• protein chinasi inibitori
• imidazopiridine

Nel mio lavoro di tesi mi sono occupato della sintesi di una serie di derivati che mi conducesse ad ottenere molecole in grado di agire da inibitori della proteina chinasi RET (REarranged during Transfection) per il trattamento del tumore tiroideo.
La tiroide è una ghiandola endocrina che produce ormoni detti ormoni tiroidei, che entrano nel circolo sanguigno e hanno la funzione di regolare il metabolismo. La tiroide rilascia il suo secreto dalle cellule follicolari sotto stimolazione di un altro ormone, il TSH (od ormone tireostimolante) prodotto dalla ghiandola pituitaria. Gli ormoni tiroidei sono prodotti dai tireociti e sono: la tiroxina (T4) e la triiodotironina (T3) contenenti rispettivamente 4 e 3 atomi di iodio.
Tutte le forme di cancro a carico di ghiandole prendono il nome di adenocarcinomi: nel caso della tiroide si può avere un adenocarcinoma papillare (80%) oppure follicolare (11%) od a cellule di Hürtle (3%); il restante 6% di tumori maligni è costituito dal 5% da tumori midollari (di origine neuroendocrina), una forma particolarmente aggressiva, ma per fortuna rara (circa l'1%), è il cosiddetto carcinoma anaplastico della tiroide che da’ precocemente metastasi a distanza.
Il cancro papillare tiroideo è il tumore maligno alla tiroide più comune, ha una incidenza media di 0,5-10 casi ogni 100.000 persone.

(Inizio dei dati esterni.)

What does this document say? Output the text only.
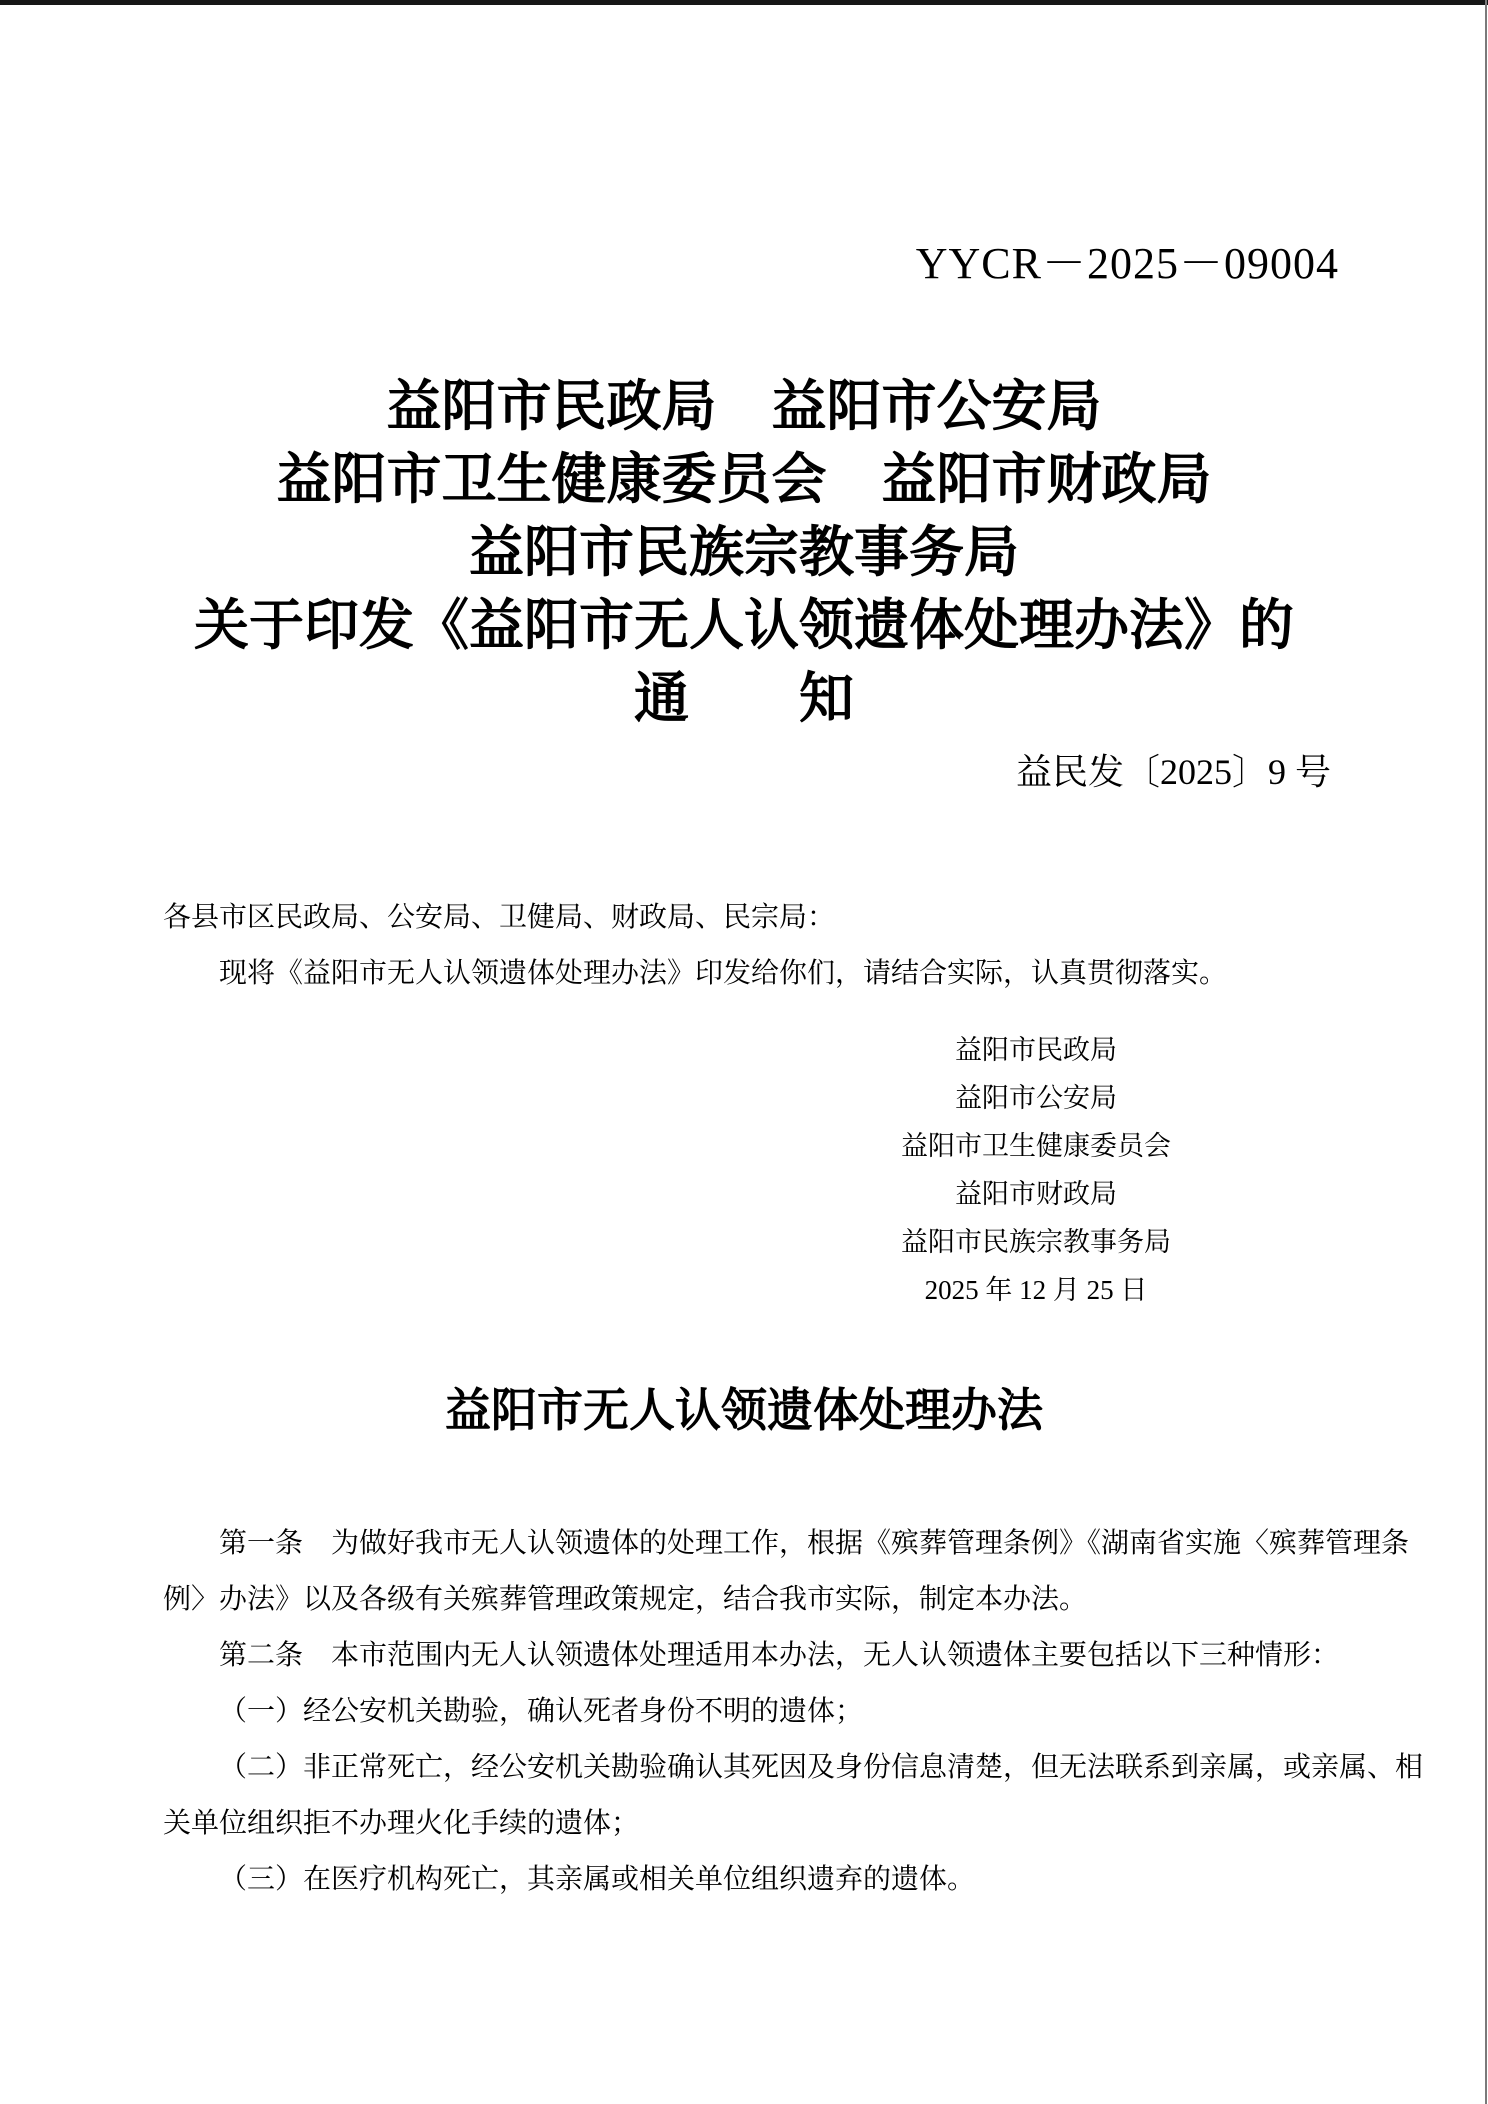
YYCR－2025－09004
益阳市民政局　益阳市公安局
益阳市卫生健康委员会　益阳市财政局
益阳市民族宗教事务局
关于印发《益阳市无人认领遗体处理办法》的
通　　知
益民发〔2025〕9 号
各县市区民政局、公安局、卫健局、财政局、民宗局：
现将《益阳市无人认领遗体处理办法》印发给你们，请结合实际，认真贯彻落实。
益阳市民政局
益阳市公安局
益阳市卫生健康委员会
益阳市财政局
益阳市民族宗教事务局
2025 年 12 月 25 日
益阳市无人认领遗体处理办法
第一条　为做好我市无人认领遗体的处理工作，根据《殡葬管理条例》《湖南省实施〈殡葬管理条
例〉办法》以及各级有关殡葬管理政策规定，结合我市实际，制定本办法。
第二条　本市范围内无人认领遗体处理适用本办法，无人认领遗体主要包括以下三种情形：
（一）经公安机关勘验，确认死者身份不明的遗体；
（二）非正常死亡，经公安机关勘验确认其死因及身份信息清楚，但无法联系到亲属，或亲属、相
关单位组织拒不办理火化手续的遗体；
（三）在医疗机构死亡，其亲属或相关单位组织遗弃的遗体。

L’eziologia dell’insorgenza del carcinoma papillare tiroideo non è stata ancora ben chiarita ma fra i fattori di rischio accertati c'è il cosiddetto gozzo, caratterizzato da numerosi noduli benigni della ghiandola dovuti a carenza di iodio, che può in alcuni casi predisporre alla trasformazione maligna delle cellule.
Un altro fattore di rischio accertato è l'esposizione a radiazioni: il tumore della tiroide è più comune in persone che sono state trattate per altre forme tumorali con radioterapia sul collo oppure che sono state esposte a ricadute di materiale radioattivo. Le donne sono più colpite degli uomini nella proporzione di quattro a uno.

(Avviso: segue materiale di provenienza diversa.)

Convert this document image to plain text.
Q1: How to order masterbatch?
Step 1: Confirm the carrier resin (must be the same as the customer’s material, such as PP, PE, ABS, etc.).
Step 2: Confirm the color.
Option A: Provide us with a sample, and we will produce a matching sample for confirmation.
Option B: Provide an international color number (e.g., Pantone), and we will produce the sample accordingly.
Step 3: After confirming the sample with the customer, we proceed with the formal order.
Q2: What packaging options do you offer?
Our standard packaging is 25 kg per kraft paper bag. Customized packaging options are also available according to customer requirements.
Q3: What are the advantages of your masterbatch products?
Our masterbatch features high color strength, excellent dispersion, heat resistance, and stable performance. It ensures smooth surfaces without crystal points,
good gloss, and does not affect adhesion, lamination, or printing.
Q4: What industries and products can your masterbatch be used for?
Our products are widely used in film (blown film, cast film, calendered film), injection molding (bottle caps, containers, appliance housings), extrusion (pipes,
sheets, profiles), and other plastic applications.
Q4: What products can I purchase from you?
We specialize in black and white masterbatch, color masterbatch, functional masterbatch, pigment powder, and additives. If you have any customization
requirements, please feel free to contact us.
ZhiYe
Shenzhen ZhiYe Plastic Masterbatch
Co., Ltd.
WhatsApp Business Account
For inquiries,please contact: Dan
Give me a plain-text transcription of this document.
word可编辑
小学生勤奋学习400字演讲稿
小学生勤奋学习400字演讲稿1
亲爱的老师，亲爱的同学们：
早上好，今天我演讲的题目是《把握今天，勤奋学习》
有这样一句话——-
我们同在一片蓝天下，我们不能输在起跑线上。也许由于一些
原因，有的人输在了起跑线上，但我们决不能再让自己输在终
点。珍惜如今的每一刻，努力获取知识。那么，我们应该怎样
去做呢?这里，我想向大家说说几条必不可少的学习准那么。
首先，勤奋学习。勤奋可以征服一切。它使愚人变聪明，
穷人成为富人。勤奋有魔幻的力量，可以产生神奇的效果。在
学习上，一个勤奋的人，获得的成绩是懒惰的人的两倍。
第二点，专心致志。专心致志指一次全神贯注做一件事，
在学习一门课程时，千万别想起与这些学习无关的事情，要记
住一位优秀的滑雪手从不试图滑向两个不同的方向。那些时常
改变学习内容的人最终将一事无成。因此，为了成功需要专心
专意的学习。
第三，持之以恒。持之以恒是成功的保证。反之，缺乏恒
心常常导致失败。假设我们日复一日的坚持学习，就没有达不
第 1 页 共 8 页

Gli ultimi anni sono stati caratterizzati da significativi passi avanti nella comprensione delle basi molecolari che scatenano l’insorgenza del cancro alla tiroide. Le alterazioni principali responsabili della trasformazione neoplastica sono: la deregolazione genica e l’attivazione di vie di crescita tumorali ubiquitarie, come la segnalazione MAPK (Mitogen Activated Protein Kinase) e PI3K/AKT (phosphatidylinositol 3-kinase/AKT). Altre specifiche mutazioni possono avvenire nelle vie di trasduzione del segnale e nelle proteine mediatrici di queste vie, come le proteine RAS.

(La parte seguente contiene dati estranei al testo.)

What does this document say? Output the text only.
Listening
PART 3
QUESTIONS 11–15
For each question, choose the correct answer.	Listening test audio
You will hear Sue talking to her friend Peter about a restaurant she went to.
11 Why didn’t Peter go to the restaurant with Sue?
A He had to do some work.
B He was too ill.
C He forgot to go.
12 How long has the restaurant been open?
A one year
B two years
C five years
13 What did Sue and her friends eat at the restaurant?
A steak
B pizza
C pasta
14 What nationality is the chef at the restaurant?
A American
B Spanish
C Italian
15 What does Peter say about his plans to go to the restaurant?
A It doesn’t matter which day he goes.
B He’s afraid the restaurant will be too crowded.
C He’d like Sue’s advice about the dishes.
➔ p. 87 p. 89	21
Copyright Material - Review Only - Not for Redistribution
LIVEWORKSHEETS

In particolare il recettore RET appartiene alla famiglia delle proteine tirosin-chinasi e l’oncogene RET/PTC, che codifica per un recettore RET mutato, gioca un ruolo importante nello sviluppo del carcinoma papillare della Tiroide.
Il trattamento terapeutico attualmente raccomandato per il cancro papillare tiroideo è la tiroidectomia totale seguita da una radioterapia con 131I. Tuttavia nel 20% dei casi il trattamento non ha successo e i pazienti vedono l’aspettativa di vita media calare drasticamente rispetto al resto della popolazione. La ricerca si è quindi diretta verso lo studio di composti in grado di inibire la cascata di segnali mediata da RET; un’opzione terapeutica attraente.
Lo scopo del mio progetto di tesi è stato quindi quello di sintetizzare molecole a nucleo imidazopiridinico, correlate al composto hit di partenza 2,6-difenil-H-imidazo[1,2-α]piridina individuato come possibile nuovo inibitore di RET.